Building Your Mailing List

Building your mailing list can take more time, aggravation, tears, and patience than writing the actual book. Some people don't realize this, so it can come as an unexpected surprise.

People don’t like sharing their email. With the proliferation of spam and phishing accounts on the web, getting people to part with their emails is an uphill battle. Still, as we’ve learned so far, nothing is impossible with a little bit of tact and resourcefulness. So how do we do it?

Family and Friends
Ask your family and friends to join. This will give you a chance to practice sending newsletters, as well as to test the forms being used. Is your newsletter easy to sign up to? Are there too many steps? Did it go to the Spam folder? Are your emails boring, predictable, spammy? Take this time to get their thoughts on what you’re doing, and how you can make them better.

Fan Pages
By now, you should have a fan page at a social media site, if not a few of them. Post there for your fans, let them know you’re starting your newsletter, and you’d love it if they joined. Include a line that you’ll only send when you have something to say, so they won’t be deluged with emails.

Takeovers
Whenever you do author takeovers or guest posts somewhere, be sure to mention your newsletter sign-up link. If people were interested in what you posted and enjoyed your writing, they’re more likely to sign up to your newsletter during the event.

Giveaways
Run giveaways for your mailing list. Sometimes, people need to see something a few times before it catches their attention. So if you’ve done a takeover, a week or two later, offer a giveaway for sign-ups. A $5 Amazon coupon, autographed print book, Ebooks, some swag… whatever can garner interest, use it. Include extra “entries” if they share the post, on one or more social media pages. This keeps it circulating and in people’s feeds.

Newsletter Swap Events
No, we don’t mean share your newsletter. Never ever do this. It’s bad business practice and people will unsubscribe the moment they realize you sold or shared their information. There are companies that exist solely to help authors build their mailing lists. What they do is, they choose a genre to “host” for a month.

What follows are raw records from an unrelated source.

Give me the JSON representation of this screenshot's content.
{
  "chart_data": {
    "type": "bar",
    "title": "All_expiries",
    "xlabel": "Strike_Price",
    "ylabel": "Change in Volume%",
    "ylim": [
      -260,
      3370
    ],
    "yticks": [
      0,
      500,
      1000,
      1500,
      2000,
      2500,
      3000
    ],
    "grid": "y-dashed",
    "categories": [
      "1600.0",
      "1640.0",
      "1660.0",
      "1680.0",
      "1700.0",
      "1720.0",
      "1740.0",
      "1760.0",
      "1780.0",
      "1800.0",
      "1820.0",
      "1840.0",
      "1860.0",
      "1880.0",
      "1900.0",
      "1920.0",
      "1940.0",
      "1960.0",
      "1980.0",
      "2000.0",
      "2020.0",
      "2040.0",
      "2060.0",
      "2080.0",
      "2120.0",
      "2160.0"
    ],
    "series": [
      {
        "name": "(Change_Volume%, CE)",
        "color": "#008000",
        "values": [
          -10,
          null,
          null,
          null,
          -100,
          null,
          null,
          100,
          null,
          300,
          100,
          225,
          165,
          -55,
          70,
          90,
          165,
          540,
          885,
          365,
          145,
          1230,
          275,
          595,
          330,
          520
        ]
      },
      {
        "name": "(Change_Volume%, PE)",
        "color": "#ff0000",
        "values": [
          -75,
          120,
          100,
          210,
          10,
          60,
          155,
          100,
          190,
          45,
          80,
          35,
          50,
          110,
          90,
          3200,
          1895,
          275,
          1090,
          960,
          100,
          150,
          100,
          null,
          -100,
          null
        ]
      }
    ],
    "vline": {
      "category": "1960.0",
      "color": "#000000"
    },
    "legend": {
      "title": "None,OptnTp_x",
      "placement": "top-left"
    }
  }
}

Authors sign up as interested authors, and pay the fee for hosting. Once enough authors sign up to a particular event, each author shares the giveaway link to their own newsletter. Interested readers sign up for the giveaway, acknowledging that they understand they’re giving all participating authors their email. If you happen to be in a popular genre, this can net anywhere from 30 to 5,000 newsletter sign-ups.

Social Blitzes
Met some great authors? Share their links. Tag them. Let them know you’ve done something to broaden their reach. When you post yours, these authors are likely to remember you’d done something nice for them, and be more willing to share out your links in return. Get a few authors together, and create a far reaching social blitz that helps the authors participating by sharing far beyond their normal fans. Run a newsletter contest together, where readers have to sign up to all newsletters to win a prize that all authors contributed to. This is a great way to reach more potential readers.

Event Forms
Print out a sheet for newsletter sign-ups if you plan on going to any author events. Interested people can add their email to the list, which you can then import into your mailing list provider once you’re home. Another option is to have a second laptop, if the location you’re at has WiFi for the authors to use. Set it to your online form, and let people sign up at your booth. Be sure to give them a business card or small swag item, that way when they get home and get your first email, they’ll remember you instead of clicking unsubscribe right away. Bonus, somewhere on your business card, put “Be sure to sign up for news, giveaways, and more!” or something of that nature. Remind them you’ve got one!

Free Books
This is a staple of newsletter marketing. However, if you don’t have a large backlist, putting up one for free can physically hurt. Consider offering up a few shorter stories instead. Write an epilogue, added scene, or a look at a secondary character. Give readers a reason to sign up to see more of your work, and they usually will.

Call To Action Buttons
Facebook allows you to add a “call to action” button to the top of your fan page. Use this to link to your sign-up form, and new visitors to your page will be prompted to sign up for your newsletter. It’s unobtrusive, but it does help with reminding readers to click if they’d like to keep in contact with you. As we said, it takes seeing things a few times to peak interest, so seeing a link and then a sign-up button can gain you more subscribers than a link alone.

Once you have subscribers, you need to keep them. Don’t spam. Send emails when you have new releases, when you’re pimping out a giveaway, when you’re working on something new. Don’t sweat the unsubscribes. They happen to everyone and there is no rhyme or reason to it. Sometimes people forget they gave you their email. Or, more likely, they signed up for a giveaway and unsubscribed after. We can’t force people to remain on our mailing lists, but we can entice them with regular giveaways and interesting, insightful emails.

Once you’ve developed a healthy list, stop offering giveaways for your newsletter. Instead, start offering subscriber ONLY giveaways. That way, the people already on your list will stay, and more people will join and stay, knowing that you regularly offer subscribers a special contest or extra ‘goodie’ just for them.